2. Description of Related Art
In production processes for semiconductor devices and liquid crystal display devices, substrates such as semiconductor wafers and glass substrates for the liquid crystal display devices are generally treated with treatment liquids. More specifically, such a substrate is treated with a chemical agent by supplying the chemical agent to a major surface of the substrate, and then a cleaning process is performed to rinse away the chemical agent from the substrate by supplying deionized water to the major surface of the substrate supplied with the chemical agent (see, for example, JP-A-2003-92280).
After the cleaning process, a drying process is performed on the substrate to remove the deionized water remaining on the substrate and dry the substrate. Exemplary methods for the drying process include an IPA (isopropyl alcohol) vapor drying method, a Marangoni drying method and a Marangoni spin-drying method, in which IPA is used for replacing the deionized water on the substrate with IPA for drying the substrate.
However, the prior art drying methods using IPA often fail to completely dry the substrate. Where a recess such as a hole or a trench having a high aspect ratio is provided in the major surface of the substrate, for example, only deionized water present in an upper portion of the recess of the substrate is replaced with IPA, and deionized water present in a lower portion (bottom portion) of the recess of the substrate is not sufficiently replaced with IPA. Therefore, the deionized water still remains in the bottom portion of the recess of the high aspect ratio even after the drying process. The remaining deionized water may form water marks in the recess, thereby resulting in deterioration of the characteristics of a device to be formed on the substrate.

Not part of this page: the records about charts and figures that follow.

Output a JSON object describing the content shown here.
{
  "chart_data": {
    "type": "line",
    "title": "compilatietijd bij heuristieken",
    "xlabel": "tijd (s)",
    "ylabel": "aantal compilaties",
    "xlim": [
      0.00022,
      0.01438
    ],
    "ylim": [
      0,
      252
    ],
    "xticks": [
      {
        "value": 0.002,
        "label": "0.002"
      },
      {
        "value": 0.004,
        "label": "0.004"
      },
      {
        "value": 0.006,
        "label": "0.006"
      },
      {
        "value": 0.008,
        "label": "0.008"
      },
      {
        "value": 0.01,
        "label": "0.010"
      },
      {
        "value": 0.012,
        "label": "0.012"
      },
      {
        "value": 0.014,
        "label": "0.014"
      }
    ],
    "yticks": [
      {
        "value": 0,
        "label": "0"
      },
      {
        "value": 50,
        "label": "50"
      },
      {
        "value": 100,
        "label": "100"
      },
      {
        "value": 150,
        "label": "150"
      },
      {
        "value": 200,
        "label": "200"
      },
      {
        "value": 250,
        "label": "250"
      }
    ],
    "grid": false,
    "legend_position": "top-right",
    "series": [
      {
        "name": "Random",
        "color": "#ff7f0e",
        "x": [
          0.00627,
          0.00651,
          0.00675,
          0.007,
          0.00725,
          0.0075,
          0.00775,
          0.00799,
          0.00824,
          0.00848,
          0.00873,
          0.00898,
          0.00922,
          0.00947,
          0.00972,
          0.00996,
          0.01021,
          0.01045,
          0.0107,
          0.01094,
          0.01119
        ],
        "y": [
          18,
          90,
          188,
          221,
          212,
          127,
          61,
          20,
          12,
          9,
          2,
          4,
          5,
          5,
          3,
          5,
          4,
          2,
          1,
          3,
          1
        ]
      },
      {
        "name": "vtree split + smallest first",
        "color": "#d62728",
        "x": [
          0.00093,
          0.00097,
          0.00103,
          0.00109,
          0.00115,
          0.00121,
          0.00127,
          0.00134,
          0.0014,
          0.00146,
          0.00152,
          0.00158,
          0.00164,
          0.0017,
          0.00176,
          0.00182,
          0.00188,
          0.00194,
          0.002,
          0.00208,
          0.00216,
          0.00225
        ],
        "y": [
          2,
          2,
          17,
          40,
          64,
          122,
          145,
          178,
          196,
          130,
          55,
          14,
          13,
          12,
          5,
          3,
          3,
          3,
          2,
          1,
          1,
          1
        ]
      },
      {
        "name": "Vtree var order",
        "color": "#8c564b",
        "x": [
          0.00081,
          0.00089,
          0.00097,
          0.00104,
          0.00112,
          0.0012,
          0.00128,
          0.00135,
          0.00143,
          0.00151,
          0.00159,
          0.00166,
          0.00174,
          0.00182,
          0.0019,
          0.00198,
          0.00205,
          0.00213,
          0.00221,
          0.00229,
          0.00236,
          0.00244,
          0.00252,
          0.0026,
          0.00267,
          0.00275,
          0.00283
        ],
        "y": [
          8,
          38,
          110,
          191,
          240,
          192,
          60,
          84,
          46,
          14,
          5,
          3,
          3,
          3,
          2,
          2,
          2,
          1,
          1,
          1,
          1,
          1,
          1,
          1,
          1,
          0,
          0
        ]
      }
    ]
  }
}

More specifically, IPA has a lower surface tension than the deionized water and, therefore, more easily enters the recess of the high aspect ratio than the deionized water. However, IPA does not easily mingle with the deionized water. Even if IPA is brought into contact with the deionized water, the deionized water only partly mingles with IPA in an interface between the deionized water and IPA. With the deionized water present in the fine recess of the high aspect ratio, therefore, IPA merely mingles with the deionized water present in the upper portion of the recess, but does not reach the bottom portion of the recess. Therefore, only the deionized water present in the upper portion of the recess is replaced with IPA, and the deionized water present in the bottom portion of the recess remains to result in water marks.